Retour sur la Lune : pourquoi la Nasa joue gros avec SpaceX et Blue Origin

Retour sur la Lune : pourquoi la Nasa joue gros avec SpaceX et Blue Origin

Après le retour de l’équipage d’Artemis II de son voyage historique autour de la Lune, une question cruciale se pose : quand des astronautes poseront-ils à nouveau le pied sur le sol lunaire ? Les calendriers initiaux de la Nasa évoquaient déjà un retour des Américains sur la Lune depuis au moins deux ans, mais les événements ne se sont pas déroulés comme prévu.

Le retour de l’Homme sur la Lune n’est plus une question de « si », mais de « quand » et surtout de « comment ». La Nasa a adopté une stratégie plus réaliste, en découpant les missions en étapes progressives. Cependant, la pression reste immense sur SpaceX et Blue Origin.

Une feuille de route plus prudente

Récemment, la Nasa a été contrainte de revoir ses ambitions à la baisse et de repousser une nouvelle fois ce retour. Sous l’initiative de Jared Isaacman, le nouveau directeur de la Nasa, l’agence spatiale américaine a remanié sa feuille de route lunaire. En effet, les objectifs d’Artemis III, initialement prévus pour se poser sur la Lune, ont été transformés en une mission de test en orbite terrestre fin 2027. Le premier alunissage depuis Apollo 17 est désormais attendu à la fin 2028 avec Artemis IV. Cette approche rappelle Apollo 9 en 1969, qui servait de répétition générale avant le premier pas sur la Lune.

Pour atteindre ces objectifs, deux entreprises privées, SpaceX et Blue Origin, doivent relever des défis technologiques considérables dans un délai historiquement court.

Une compétition ouverte

Pour réaliser cette mission en 2027, la Nasa a besoin d’un atterrisseur lunaire. Bien que le Starship lunaire de SpaceX ait été désigné pour se poser sur la Lune « en premier », la Nasa n’exclut pas d’utiliser le Blue Moon de Blue Origin si celui-ci est également prêt. Jared Isaacman a précisé que la Nasa volera avec l’atterrisseur prêt en premier, lançant ainsi officiellement la course entre les deux entreprises. Les 18 prochains mois seront décisifs.

Des architectures fondamentalement différentes

SpaceX, sélectionné par la Nasa dès 2021, a misé sur la puissance brute et la polyvalence avec son Starship HLS, un véhicule conçu pour être réutilisable et capable d’emporter des charges considérables vers la surface lunaire. Cependant, cela implique de résoudre des équations techniques complexes, notamment le ravitaillement orbital à grande échelle.

De son côté, Blue Origin a choisi une approche progressive avec son Blue Moon. L’entreprise de Jeff Bezos construit sa crédibilité lunaire étape par étape, en commençant par un atterrisseur cargo sans équipage pour valider les technologies, avant de passer à un système habité.

Les défis restants

Malgré les avancées, plusieurs obstacles majeurs persistent, notamment le ravitaillement orbital, un défi central du programme.

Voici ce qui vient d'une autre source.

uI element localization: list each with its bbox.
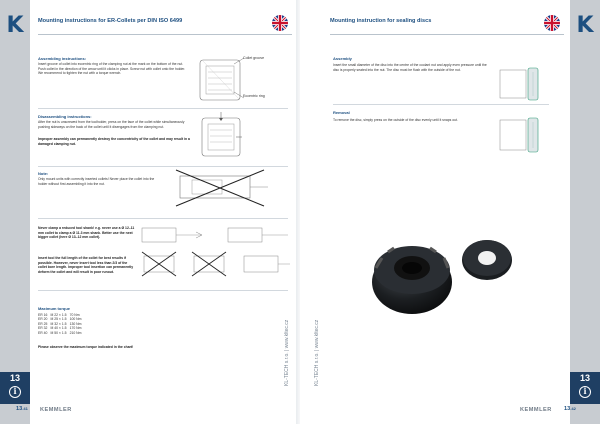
torque-value: 170 Nm <box>69 326 82 331</box>
info-icon: i <box>9 386 21 398</box>
uk-flag-icon <box>272 15 288 31</box>
torque-thread: M 32 × 1.5 <box>50 321 67 326</box>
right-side-strip <box>570 0 600 424</box>
kemmler-logo: K <box>6 12 24 38</box>
removal-title: Removal <box>333 110 350 115</box>
torque-table <box>38 313 84 335</box>
page-number-sub: .42 <box>570 406 576 411</box>
sealing-disc-image <box>460 236 514 282</box>
collet-groove-label: Collet groove <box>243 56 265 60</box>
insert-length-drawing <box>140 250 290 278</box>
disc-assembly-drawing <box>498 66 542 102</box>
note-text: Only mount units with correctly inserted collets! Never place the collet into the holder without first assembling it into the nut. <box>38 177 155 186</box>
page-number-sub: .41 <box>22 406 28 411</box>
torque-size: ER 16 <box>38 313 48 317</box>
torque-size: ER 25 <box>38 321 48 326</box>
torque-thread: M 50 × 1.5 <box>50 330 67 335</box>
left-chapter-tab <box>0 372 30 404</box>
divider-2 <box>38 166 288 167</box>
disassembly-drawing <box>196 112 246 162</box>
torque-value: 130 Nm <box>69 321 82 326</box>
eccentric-ring-label: Eccentric ring <box>243 94 265 98</box>
collet-nut-drawing <box>196 54 246 106</box>
disc-removal-drawing <box>498 116 542 156</box>
divider-4 <box>38 290 288 291</box>
disassembling-title: Disassembling instructions: <box>38 114 92 119</box>
torque-thread: M 25 × 1.5 <box>50 317 67 322</box>
page-number-main: 13 <box>564 406 571 412</box>
right-page <box>300 0 600 424</box>
assembly-title: Assembly <box>333 56 352 61</box>
info-icon: i <box>579 386 591 398</box>
table-row <box>38 326 84 330</box>
removal-text: To remove the disc, simply press on the outside of the disc evenly until it snaps out. <box>333 118 458 122</box>
coolant-nut-image <box>368 236 456 318</box>
left-vertical-text: KL-TECH s.r.o. | www.kltec.cz <box>284 319 290 386</box>
right-page-number <box>564 406 576 412</box>
torque-thread: M 40 × 1.5 <box>50 326 67 331</box>
left-header <box>38 12 292 35</box>
left-page-title: Mounting instructions for ER-Collets per DIN ISO 6499 <box>38 18 183 24</box>
torque-size: ER 40 <box>38 330 48 335</box>
chapter-number: 13 <box>9 373 20 383</box>
left-side-strip <box>0 0 30 424</box>
clamp-range-text: Never clamp a reduced tool shank! e.g. never use a Ø 12–11 mm collet to clamp a Ø 11.3 mm shank. Better use the next bigger collet (here Ø 13–12 mm collet). <box>38 226 135 240</box>
table-row <box>38 331 84 335</box>
torque-value: 100 Nm <box>69 317 82 322</box>
disassembling-warning: Improper assembly can permanently destroy the concentricity of the collet and may result in a damaged clamping nut. <box>38 137 190 146</box>
kemmler-logo: K <box>576 12 594 38</box>
clamp-range-drawing <box>140 222 290 248</box>
left-page-number <box>16 406 28 412</box>
right-vertical-text: KL-TECH s.r.o. | www.kltec.cz <box>314 319 320 386</box>
page-number-main: 13 <box>16 406 23 412</box>
disassembling-text: After the nut is unscrewed from the toolholder, press on the face of the collet while simultaneously pushing sideways on the back of the collet until it disengages from the clamping nut. <box>38 120 185 129</box>
assembling-text: Insert groove of collet into eccentric ring of the clamping nut at the mark on the bottom of the nut. Push collet in the direction of the arrow until it clicks in place. Screw nut with collet onto the holder. We recommend to tighten the nut with a torque wrench. <box>38 62 186 76</box>
wrong-collet-drawing <box>172 168 272 208</box>
torque-footnote: Please observe the maximum torque indicated in the chart! <box>38 345 134 349</box>
assembly-text: Insert the small diameter of the disc into the centre of the coolant nut and apply even pressure until the disc is properly seated into the nut. The disc must be flush with the outside of the nut. <box>333 63 487 72</box>
torque-title: Maximum torque <box>38 306 71 311</box>
divider-3 <box>38 218 288 219</box>
assembling-title: Assembling instructions: <box>38 56 87 61</box>
torque-size: ER 32 <box>38 326 48 331</box>
insert-length-text: Insert tool the full length of the collet for best results if possible. However, never insert tool less than 2/3 of the collet bore length. Improper tool insertion can permanently deform the collet and will result in poor runout. <box>38 256 134 274</box>
uk-flag-icon <box>544 15 560 31</box>
chapter-number: 13 <box>579 373 590 383</box>
right-chapter-tab <box>570 372 600 404</box>
divider-1 <box>38 108 288 109</box>
right-page-title: Mounting instruction for sealing discs <box>330 18 432 24</box>
right-header <box>330 12 564 35</box>
note-title: Note: <box>38 171 49 176</box>
torque-value: 70 Nm <box>69 313 80 317</box>
torque-thread: M 22 × 1.5 <box>50 313 67 317</box>
left-brand: KEMMLER <box>40 407 72 413</box>
right-brand: KEMMLER <box>520 407 552 413</box>
torque-value: 210 Nm <box>69 330 82 335</box>
divider-r1 <box>333 104 549 105</box>
torque-size: ER 20 <box>38 317 48 322</box>
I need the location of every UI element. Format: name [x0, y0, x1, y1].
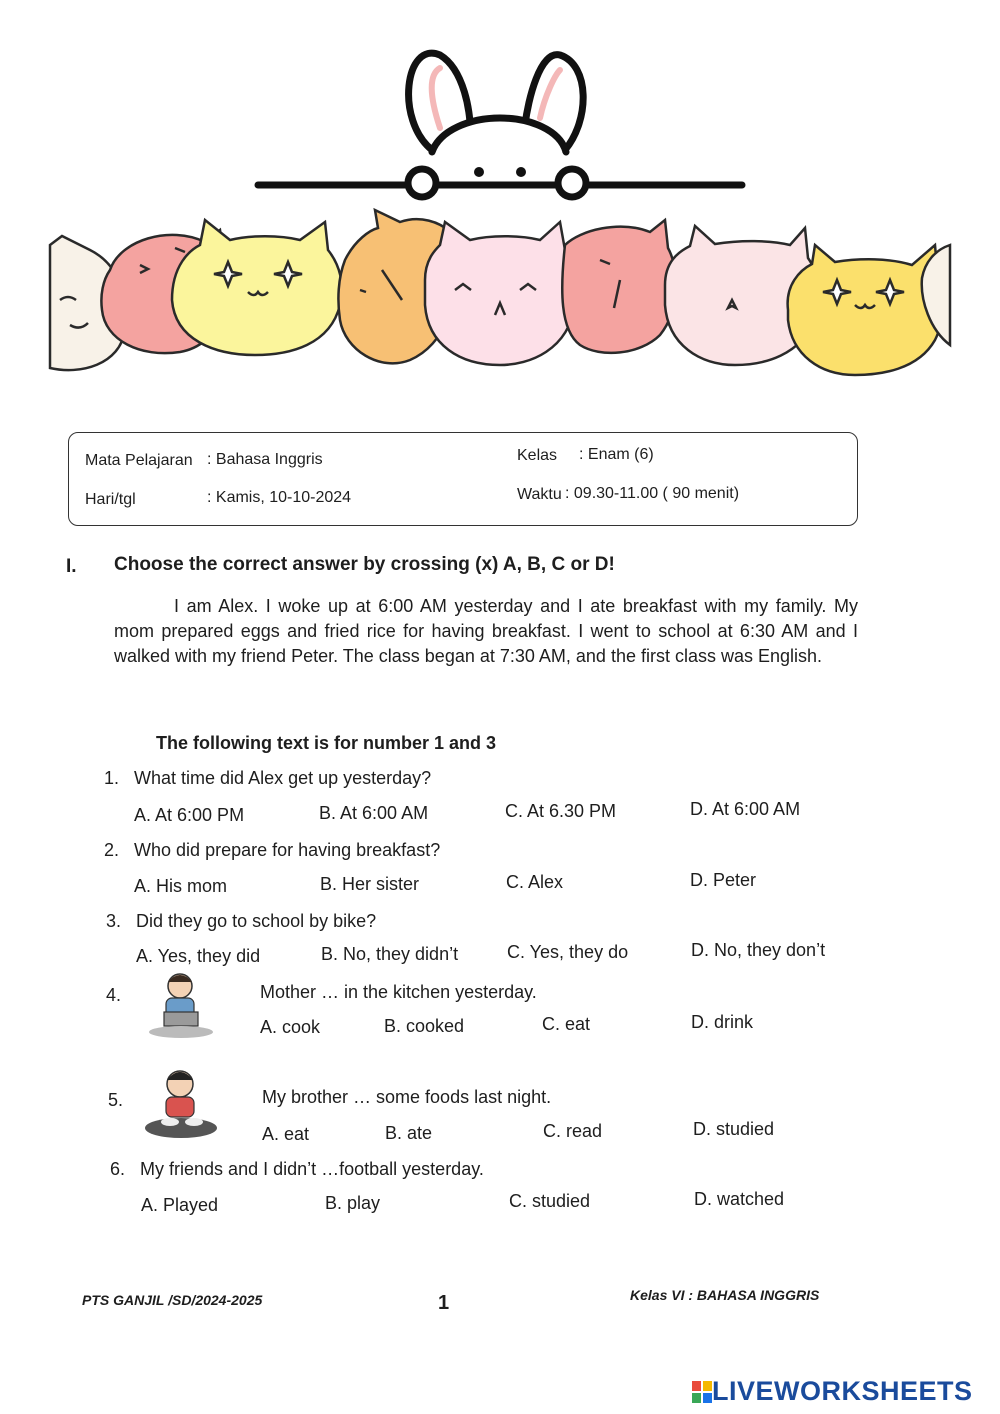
- info-box: [68, 432, 858, 526]
- date-label: Hari/tgl: [85, 491, 136, 508]
- liveworksheets-icon: [692, 1381, 712, 1403]
- q4-option-c[interactable]: C. eat: [542, 1014, 591, 1034]
- question-text: What time did Alex get up yesterday?: [134, 768, 432, 788]
- q5-option-c[interactable]: C. read: [543, 1121, 603, 1141]
- question-2: [104, 840, 440, 861]
- question-number: 1.: [104, 768, 120, 788]
- q6-option-c[interactable]: C. studied: [509, 1191, 591, 1211]
- q1-option-a[interactable]: A. At 6:00 PM: [134, 805, 245, 825]
- q1-option-d[interactable]: D. At 6:00 AM: [690, 799, 801, 819]
- reading-passage: [114, 594, 858, 669]
- header-illustration: [0, 0, 1000, 400]
- page-number: 1: [438, 1292, 450, 1314]
- q2-option-b[interactable]: B. Her sister: [320, 874, 420, 894]
- q4-option-b[interactable]: B. cooked: [384, 1016, 465, 1036]
- pink-cat-2-illustration: [562, 220, 676, 353]
- q4-option-d[interactable]: D. drink: [691, 1012, 754, 1032]
- liveworksheets-logo[interactable]: [692, 1376, 973, 1407]
- q2-option-d[interactable]: D. Peter: [690, 870, 757, 890]
- time-label: Waktu: [517, 486, 562, 503]
- subject-label: Mata Pelajaran: [85, 452, 193, 469]
- passage-instruction: The following text is for number 1 and 3: [156, 733, 497, 753]
- footer-exam-code: PTS GANJIL /SD/2024-2025: [82, 1292, 263, 1308]
- question-text: My friends and I didn’t …football yesterday.: [140, 1159, 484, 1179]
- q4-option-a[interactable]: A. cook: [260, 1017, 321, 1037]
- q5-option-b[interactable]: B. ate: [385, 1123, 433, 1143]
- question-5-number: 5.: [108, 1090, 124, 1110]
- subject-value: : Bahasa Inggris: [207, 451, 323, 468]
- question-4-number: 4.: [106, 985, 122, 1005]
- q6-option-d[interactable]: D. watched: [694, 1189, 785, 1209]
- q3-option-d[interactable]: D. No, they don’t: [691, 940, 826, 960]
- light-pink-cat-illustration: [425, 222, 576, 365]
- q5-option-a[interactable]: A. eat: [262, 1124, 310, 1144]
- bunny-illustration: [258, 53, 742, 197]
- mother-cooking-picture: [146, 970, 216, 1042]
- class-label: Kelas: [517, 447, 558, 464]
- question-number: 3.: [106, 911, 122, 931]
- question-5-text: My brother … some foods last night.: [262, 1087, 552, 1107]
- q5-option-d[interactable]: D. studied: [693, 1119, 775, 1139]
- date-value: : Kamis, 10-10-2024: [207, 489, 352, 506]
- question-1: [104, 768, 431, 789]
- q3-option-b[interactable]: B. No, they didn’t: [321, 944, 459, 964]
- q1-option-c[interactable]: C. At 6.30 PM: [505, 801, 617, 821]
- q6-option-a[interactable]: A. Played: [141, 1195, 219, 1215]
- q6-option-b[interactable]: B. play: [325, 1193, 381, 1213]
- q3-option-c[interactable]: C. Yes, they do: [507, 942, 629, 962]
- footer-class-subject: Kelas VI : BAHASA INGGRIS: [630, 1287, 820, 1303]
- cats-row-illustration: [50, 210, 950, 375]
- question-text: Did they go to school by bike?: [136, 911, 377, 931]
- q3-option-a[interactable]: A. Yes, they did: [136, 946, 261, 966]
- time-value: : 09.30-11.00 ( 90 menit): [565, 485, 740, 502]
- q2-option-c[interactable]: C. Alex: [506, 872, 564, 892]
- golden-cat-illustration: [788, 245, 943, 375]
- q2-option-a[interactable]: A. His mom: [134, 876, 228, 896]
- question-4-text: Mother … in the kitchen yesterday.: [260, 982, 537, 1002]
- question-number: 6.: [110, 1159, 126, 1179]
- question-6: [110, 1159, 484, 1180]
- q1-option-b[interactable]: B. At 6:00 AM: [319, 803, 429, 823]
- question-3: [106, 911, 376, 932]
- question-number: 2.: [104, 840, 120, 860]
- section-number: I.: [66, 556, 77, 577]
- class-value: : Enam (6): [579, 446, 654, 463]
- boy-eating-picture: [142, 1066, 220, 1144]
- section-title: Choose the correct answer by crossing (x) A, B, C or D!: [114, 554, 615, 575]
- question-text: Who did prepare for having breakfast?: [134, 840, 441, 860]
- passage-text: I am Alex. I woke up at 6:00 AM yesterday and I ate breakfast with my family. My mom prepared eggs and fried rice for having breakfast. I went to school at 6:30 AM and I walked with my friend Peter. The class began at 7:30 AM, and the first class was English.: [114, 596, 858, 666]
- liveworksheets-wordmark: LIVEWORKSHEETS: [712, 1376, 973, 1406]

Le Starship HLS doit être ravitaillé en orbite avant de se diriger vers la Lune, nécessitant plusieurs vols de véhicules de ravitaillement pour une seule mission lunaire. Ce transfert de propulseur entre deux véhicules spatiaux en orbite n’a jamais été démontré à cette échelle.

En outre, SpaceX doit maintenir un rythme de lancement élevé pour valider ses opérations. Le vol inaugural du Starship V3, qui devrait avoir lieu dans les prochaines semaines, est crucial pour la suite du programme.

Enjeux géostratégiques

Ce retour sur la Lune s’inscrit dans un contexte géopolitique en mutation. Les États-Unis, qui ont longtemps dominé l’espace, font face à une concurrence accrue, notamment de la part de la Chine, qui prévoit un atterrissage au pôle Sud de la Lune d’ici 2029. Le programme Artemis revêt une dimension stratégique, car être présent sur la Lune signifie potentiellement contrôler l’accès aux ressources lunaires et établir des infrastructures orbitales et de surface qui définiront les règles du jeu spatial pour les décennies à venir.

Les 18 prochains mois seront cruciaux pour déterminer quel pays ou entreprise sera en mesure de revendiquer la première présence humaine sur la Lune depuis plus de cinquante ans.